Dogs on the Frontier
Amazing stories of the part played by the dog in the winning of the WestExcerpts from Chapter 3:
Shep and Rover on the Range
…Since ancient times in the Old World, specialized breeds of dogs have been raised for guarding flocks, and so it was natural that the Spaniards should import sheep dogs to the (American) Southwest… the dog was vital in protecting a flock from a lobo or sheep-killing dog. For this purpose, they voted for the collie…
Spanish-trained dogs kept all the sheep close together, rather than in the loose English fold formation. Geography determined the difference in the two methods in the Old World and would do so again in the New. Spanish dogs had to move New Mexican sheep over long distances, so they had to travel slowly in compact form; no loud barking or sudden moves were wanted. Thus Spanish dogs were taught to observe the men’s signs, for the flock was too big for the master’s orders to be heard. The dog also placed himself between his own flock and that of another dog to prevent mixing. Any trespassing sheepdog would be killed.
After the English-speaking American settlers began to expand sheep raising into a big business it was found that neither the pastor (flock-master) nor the Mexican dog fitted “Anglo” traditions. Imported collies failed, too, for they had to unlearn British ways and adjust to the compact western flocks. Collies did, however, prove best for the hilly sheep ranches of Texas where rock fences and short drives were typical, for here their quickness and skillful watching paid off. Once frontier conditions had disappeared, collies could come into their own, for now sheep might graze loosely in relative safety.
…Josiah Gregg, expert par excellence of the Santa Fe Trail which he traveled for nine years and of the life in that region, wrote of the much-maligned sheep dog:
The well-trained shepherd’s dog of this country is indeed a prodigy: two or three of them will follow a flock of sheep for a distance of several miles as orderly as a shepherd, and drive them to the pen again at night, without any other guidance than their own extraordinary instincts.
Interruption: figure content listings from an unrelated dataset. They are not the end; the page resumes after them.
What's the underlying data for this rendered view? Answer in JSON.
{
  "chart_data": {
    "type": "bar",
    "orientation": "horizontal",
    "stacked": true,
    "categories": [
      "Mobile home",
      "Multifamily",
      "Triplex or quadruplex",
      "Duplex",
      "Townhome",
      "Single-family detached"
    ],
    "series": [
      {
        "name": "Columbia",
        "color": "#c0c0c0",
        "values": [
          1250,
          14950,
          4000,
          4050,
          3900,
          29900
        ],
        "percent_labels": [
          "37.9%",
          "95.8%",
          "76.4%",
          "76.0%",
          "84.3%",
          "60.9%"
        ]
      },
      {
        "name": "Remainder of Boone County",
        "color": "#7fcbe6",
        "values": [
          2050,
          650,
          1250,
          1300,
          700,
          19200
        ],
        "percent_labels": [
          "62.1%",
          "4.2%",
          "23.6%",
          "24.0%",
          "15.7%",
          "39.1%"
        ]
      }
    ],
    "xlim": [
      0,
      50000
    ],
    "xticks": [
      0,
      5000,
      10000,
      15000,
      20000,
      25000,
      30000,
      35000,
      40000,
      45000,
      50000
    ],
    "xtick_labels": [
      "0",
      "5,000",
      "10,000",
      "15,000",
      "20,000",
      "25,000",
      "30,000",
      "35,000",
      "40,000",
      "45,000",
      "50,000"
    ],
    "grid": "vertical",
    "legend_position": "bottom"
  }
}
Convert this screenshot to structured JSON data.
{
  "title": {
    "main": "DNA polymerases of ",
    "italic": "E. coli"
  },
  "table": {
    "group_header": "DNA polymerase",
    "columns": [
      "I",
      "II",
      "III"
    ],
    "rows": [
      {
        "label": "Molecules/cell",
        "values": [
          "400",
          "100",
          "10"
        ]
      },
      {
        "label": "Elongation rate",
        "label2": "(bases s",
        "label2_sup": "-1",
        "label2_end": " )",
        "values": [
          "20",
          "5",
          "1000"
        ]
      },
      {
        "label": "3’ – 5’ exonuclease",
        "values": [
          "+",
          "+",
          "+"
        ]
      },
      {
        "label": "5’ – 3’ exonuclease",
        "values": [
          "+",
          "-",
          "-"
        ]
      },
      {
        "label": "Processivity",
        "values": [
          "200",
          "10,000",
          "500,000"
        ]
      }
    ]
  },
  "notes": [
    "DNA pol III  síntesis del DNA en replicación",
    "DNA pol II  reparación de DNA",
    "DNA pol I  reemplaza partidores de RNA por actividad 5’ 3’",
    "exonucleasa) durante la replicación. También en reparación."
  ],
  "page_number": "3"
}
During the Mexican War, the Army of the West, sent to occupy New Mexico for the United States, came across many of these animals, and the American soldiers noted that the dogs they saw near Santa Fe were shaggy and generally yellow and resembled wolves, but unlike their distanct cousins, they attended the sheep with wonderful loyalty. Like most soldiers who have been stationed in an occupied territory, Colonel Stephen W. Kearny’s men lived off the land. One day they tested the sagacity of a sheepdog in their attempt to “liberate” some woolies for their military supper:
A flock was feeding near the road, attended only by a large dog, and one of the men (Light) fired his musket at one of them and shouldered it. At the crack of the gun the dog ran around the scattered flock, herded them in an instant, and then made chase after the man and forced him to drop the sheep. The soldier, however, being very hungry, finally succeeded in carrying off the sheep.
Perhaps too greatly influenced by romanticism, J.H.Lyman asserted during the bloody 1860’s that the Indian maraudings of those years had produced a number of sheepdog heroes… Lyman concluded, “I very much doubt if there are shepherd dogs in any part of the world except Spain, equal to those of New Mexico in value.”